La abuela se reclinó sobre el respaldo de su silla y Scarlett se dio de pronto cuenta de que parecía estar muy fatigada y de lo avejentada que se encontraba. Tenía cogido su abanico con su pequeña mano descarnada y amarillenta como de cera, igual que la de una muerta.

Scarlett se apaciguó. Incorporóse hacia delante y tomó en su mano una de las de la anciana.

—Da gusto verla mentir —le dijo—. No cree usted una sola palabra de todo lo que me ha dicho.

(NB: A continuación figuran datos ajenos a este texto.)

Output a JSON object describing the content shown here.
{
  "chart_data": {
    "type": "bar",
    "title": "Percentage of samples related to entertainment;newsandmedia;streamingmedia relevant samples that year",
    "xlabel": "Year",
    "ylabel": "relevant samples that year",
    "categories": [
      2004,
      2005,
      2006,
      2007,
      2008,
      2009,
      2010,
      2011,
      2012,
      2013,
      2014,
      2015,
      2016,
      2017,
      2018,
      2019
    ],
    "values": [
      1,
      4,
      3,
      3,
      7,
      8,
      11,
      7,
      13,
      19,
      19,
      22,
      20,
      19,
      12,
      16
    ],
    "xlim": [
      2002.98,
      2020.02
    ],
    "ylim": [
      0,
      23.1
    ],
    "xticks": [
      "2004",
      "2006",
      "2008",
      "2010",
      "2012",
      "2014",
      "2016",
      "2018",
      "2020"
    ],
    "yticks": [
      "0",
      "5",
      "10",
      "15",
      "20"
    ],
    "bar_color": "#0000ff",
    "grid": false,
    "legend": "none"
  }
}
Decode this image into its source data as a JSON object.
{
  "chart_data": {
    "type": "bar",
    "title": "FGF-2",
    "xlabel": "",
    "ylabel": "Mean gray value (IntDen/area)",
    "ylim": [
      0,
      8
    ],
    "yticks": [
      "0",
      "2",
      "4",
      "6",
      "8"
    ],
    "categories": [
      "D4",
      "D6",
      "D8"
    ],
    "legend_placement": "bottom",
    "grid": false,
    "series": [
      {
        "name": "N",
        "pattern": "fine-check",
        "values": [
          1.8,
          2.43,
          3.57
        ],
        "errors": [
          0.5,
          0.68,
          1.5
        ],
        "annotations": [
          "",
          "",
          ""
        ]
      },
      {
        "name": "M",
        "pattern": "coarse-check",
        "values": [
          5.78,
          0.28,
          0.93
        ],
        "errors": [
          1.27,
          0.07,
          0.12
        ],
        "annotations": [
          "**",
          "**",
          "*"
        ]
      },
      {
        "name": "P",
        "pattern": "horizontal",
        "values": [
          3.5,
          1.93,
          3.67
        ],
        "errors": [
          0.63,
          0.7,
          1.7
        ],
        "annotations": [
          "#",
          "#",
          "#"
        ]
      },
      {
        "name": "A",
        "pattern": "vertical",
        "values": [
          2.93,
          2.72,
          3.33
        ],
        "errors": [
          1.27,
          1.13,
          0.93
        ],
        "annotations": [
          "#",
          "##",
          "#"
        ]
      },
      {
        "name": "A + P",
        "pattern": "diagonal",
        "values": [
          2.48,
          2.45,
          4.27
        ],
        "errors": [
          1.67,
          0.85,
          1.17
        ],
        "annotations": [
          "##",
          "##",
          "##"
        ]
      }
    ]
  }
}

Es para que no piense en papá por lo que lo ha hecho, ¿no es cierto?

—No trates de dártelas de aguda conmigo —le aconsejó la anciana, retirando su mano—. Sí, desde luego, en parte ha sido por eso; pero también en parte porque quería decirte algunas verdades, aunque seas poco inteligente para comprenderme.

Sin embargo, sonrió y pronunció estas últimas palabras sin ninguna acrimonia. Scarlett no le guardó rencor por haber hablado mal de Ashley, puesto que ella misma reconocía que no creía todo lo que le había dicho.

—De todos modos, muchas gracias. Es muy amable queriendo cambiarme las ideas… y estoy contenta sabiendo que es usted de mi opinión sobre el caso de Will y de Suellen, aunque… aunque otras personas no me aprueben.

La señora Tarleton regresó trayendo dos vasos de leche. No tenía la menor aptitud para los trabajos domésticos y los dos vasos estaban rebosando.

—He tenido que ir hasta el invernadero —declaró—. Anden, beban deprisa. La gente ya vuelve del cementerio. Dígame, Scarlett: ¿va a consentir usted que Suellen se case con Will? No es que ella esté demasiado bien para él, no, no; pero, en fin, Will no es más que un campesino y…

Las miradas de Scarlett y de la abuela Fontaine se encontraron. La misma llamita maliciosa brillaba en el fondo de sus ojos.